This is particularly why I like Ubuntu these days. It seems they have a vision
and are sticking to it. Most current Ubuntu users are going to be quite happy,
but there will be a few very vocal community members who are essentially
caught in a "who moved my cheese" scenario and they will be quite loud. Unity
is turning out to be the best DE in all of Linux and they are doing something
different, bold and it is clear there is a unified vision there. Had they
listened to the community, they would still be doing GNOME2 for the next 10
years and the status quo would remain...no movement, no growth, no real
innovation.

Another community that seems to get it right, as much as I am not a fan of the
whole community, is Rails. DHH made some tough calls (Coffescript and not
going to HAML and Rspec) and there were quite a few people who hated those
decisions, but DHH either had a vision or made a random call (hard to tell in
his case) and stuck with it. Seems to be working out for them.

And, lastly, Apple. I really, really dislike Apple these days. I think they
are going Evil pretty quickly. BUT, they stick to their guns when everyone
else tells them they should be doing something different. Let other people
build mac hardware? Open up iPhone/iPad development off Macs? Flash on the
iPhone/iPad? App store taking 30% from in app purchases?

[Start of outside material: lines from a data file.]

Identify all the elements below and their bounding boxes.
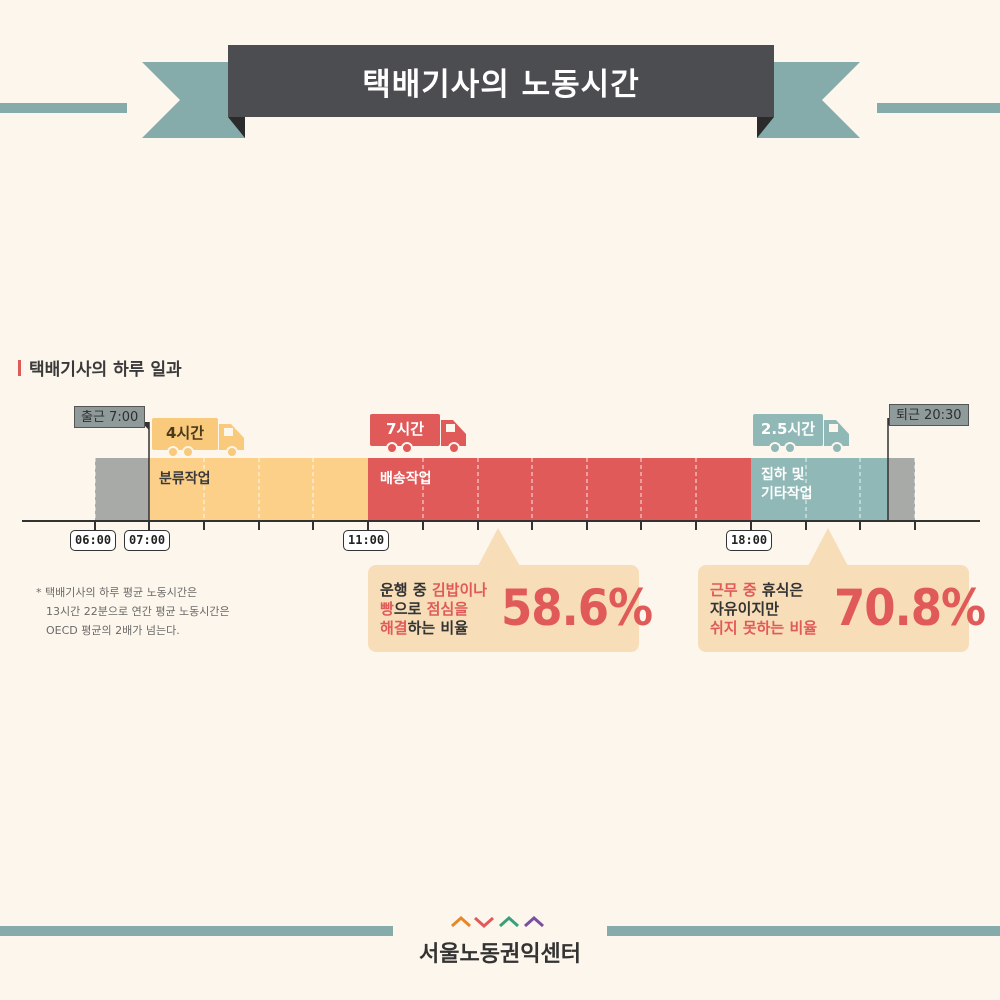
callout-rest-text: 근무 중 휴식은 자유이지만 쉬지 못하는 비율 xyxy=(710,581,817,638)
start-time-tag: 출근 7:00 xyxy=(74,406,146,428)
callout-text-part: 자유이지만 xyxy=(710,600,780,618)
truck-icon xyxy=(152,418,244,458)
time-tag-1100: 11:00 xyxy=(343,530,390,551)
footnote-line: OECD 평균의 2배가 넘는다. xyxy=(46,624,180,637)
segment-label-delivery: 배송작업 xyxy=(380,471,432,487)
segment-pre-shift xyxy=(95,458,149,521)
truck-icon xyxy=(370,414,466,454)
end-time-tag: 퇴근 20:30 xyxy=(889,404,969,426)
callout-text-highlight: 김밥이나 xyxy=(431,581,488,599)
section-marker xyxy=(18,359,21,376)
truck-icon xyxy=(753,414,849,454)
time-tag-0600: 06:00 xyxy=(70,530,117,551)
section-title: 택배기사의 하루 일과 xyxy=(18,355,182,380)
org-logo-text: 서울노동권익센터 xyxy=(419,942,581,967)
header-right-line xyxy=(877,103,1000,113)
callout-text-highlight: 근무 중 xyxy=(710,581,762,599)
footnote-line: * 택배기사의 하루 평균 노동시간은 xyxy=(36,586,198,599)
callout-text-part: 휴식은 xyxy=(761,581,804,599)
segment-label-pickup-1: 집하 및 xyxy=(761,467,805,483)
time-tag-0700: 07:00 xyxy=(124,530,171,551)
callout-text-highlight: 빵 xyxy=(380,600,394,618)
footnote: * 택배기사의 하루 평균 노동시간은 13시간 22분으로 연간 평균 노동시… xyxy=(36,583,230,640)
header-left-line xyxy=(0,103,127,113)
callout-text-highlight: 점심을 xyxy=(426,600,469,618)
segment-label-sorting: 분류작업 xyxy=(159,471,211,487)
truck-label-pickup: 2.5시간 xyxy=(760,420,816,438)
callout-text-part: 으로 xyxy=(393,600,427,618)
time-tag-1800: 18:00 xyxy=(726,530,773,551)
footer-left-line xyxy=(0,926,393,936)
callout-rest-value: 70.8% xyxy=(834,579,986,637)
segment-label-pickup-2: 기타작업 xyxy=(761,486,813,502)
callout-text-part: 운행 중 xyxy=(380,581,432,599)
section-title-text: 택배기사의 하루 일과 xyxy=(29,360,182,380)
footer-right-line xyxy=(607,926,1000,936)
segment-pickup xyxy=(751,458,888,521)
footnote-line: 13시간 22분으로 연간 평균 노동시간은 xyxy=(46,605,230,618)
callout-text-highlight: 해결 xyxy=(380,619,408,637)
callout-lunch: 운행 중 김밥이나 빵으로 점심을 해결하는 비율 58.6% xyxy=(368,565,653,652)
truck-label-delivery: 7시간 xyxy=(385,420,425,438)
callout-text-part: 하는 비율 xyxy=(407,619,469,637)
segment-post-shift xyxy=(888,458,915,521)
callout-lunch-text: 운행 중 김밥이나 빵으로 점심을 해결하는 비율 xyxy=(380,581,487,638)
page-title: 택배기사의 노동시간 xyxy=(228,45,774,117)
callout-lunch-value: 58.6% xyxy=(501,579,653,637)
segment-delivery xyxy=(368,458,751,521)
callout-rest: 근무 중 휴식은 자유이지만 쉬지 못하는 비율 70.8% xyxy=(698,565,986,652)
callout-text-highlight: 쉬지 못하는 비율 xyxy=(710,619,818,637)
truck-label-sorting: 4시간 xyxy=(165,424,205,442)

Overall, I think the message is this: Have a vision, understand what you are
doing and execute to your vision. You might be right, you might be wrong, but
you can't please everyone so know what you are trying to do and do it. Hot or
cold but not lukewarm.

------
gravitronic
This is especially important in the era of MVP where you are showing the
public the absolute bear minimum and all further progress is done in the
public's eye.